I could not for an instant dismiss her from my thoughts; and that one look that had enthralled me was ever present to me. Even in sleep I was haunted by its disturbing influence, and the tantalizing scene in the valley was re-enacted, with sundry alterations and additions, over and over again in my dreams. As it had then become the sole occupation of my life to think of her, and to explore the country every day in search of her, it was not very wonderful that her image should have resolved itself into a settled illusion, possessing me so entirely that, in the image conjured up by my distempered imagination, I should at last believe that I actually saw before me that which I so cordially desired to see, and the seeing which was the object that engrossed me to the exclusion of all other pursuits. When one idea thus tyrannically absorbs the mind, the very monotony of its pressure is apt to overlay the reasoning faculties and coerce them into delusions. People mourning to excess over the dead have sometimes supposed that they saw them again "in their habit as they lived." Under the influence of great excitement, profound grief has done the work of fever; and assuredly there is a fever of the mind as well as of the body.

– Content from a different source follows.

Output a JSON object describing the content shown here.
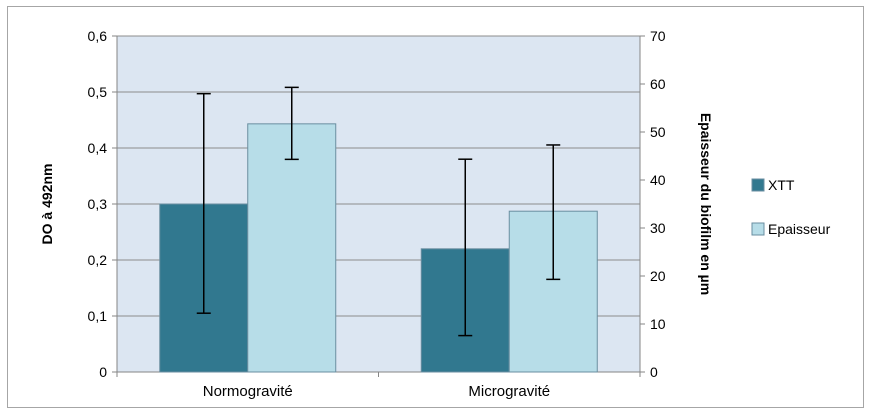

Thus it was that, laboring under this constant agony of desire, I saw that abstraction of all conceivable loveliness once more. She was seated in the library—in the very chair in which my mother died. I then little suspected that I was entranced by a phantom of my own making, and that the exquisite appearance that sat in my presence was of no more substance than a beam of light, into which outlines and colors of immortal beauty were infused by my heated fancy. I spoke to her—she turned aside, and raised her hand with a motion, as I thought, of surprise. Again I addressed her, and she rose, and passed noiselessly toward the door. I confess that, anxious as I was to detain her, and procure some explanation from her, my courage gave way at this movement, and I spoke no more; but I followed her with my eyes, trying to read the feeling that seemed to flit in hers. It was clear to me, ambiguous as its expression was, and difficult as it is to explain it. The melancholy smile that played over her features contained a history. There was love (of course, having created her, it was natural I should make her return my passion), intense love, darkened by some great sorrow, as if insuperable obstacles stood in its way, and turned it to despair. She retired to the door-way, and stood there for a moment in the attitude of leave-taking. She was not, I thought, to be lost thus, and perhaps forever—one effort, and I might yet preserve her. I advanced hastily to grasp her hand, but as I stretched out mine to touch it, a chill, not of fear, but awe, came upon me, and I stood looking helplessly upon the inexplicable magic of her departure. She did not leave me in the manner of one who fled from my approach, but rather as if she left me reluctantly and by constraint, slowly and lingeringly dissolving from my sight—like a bright cloud fainting from twilight into darkness.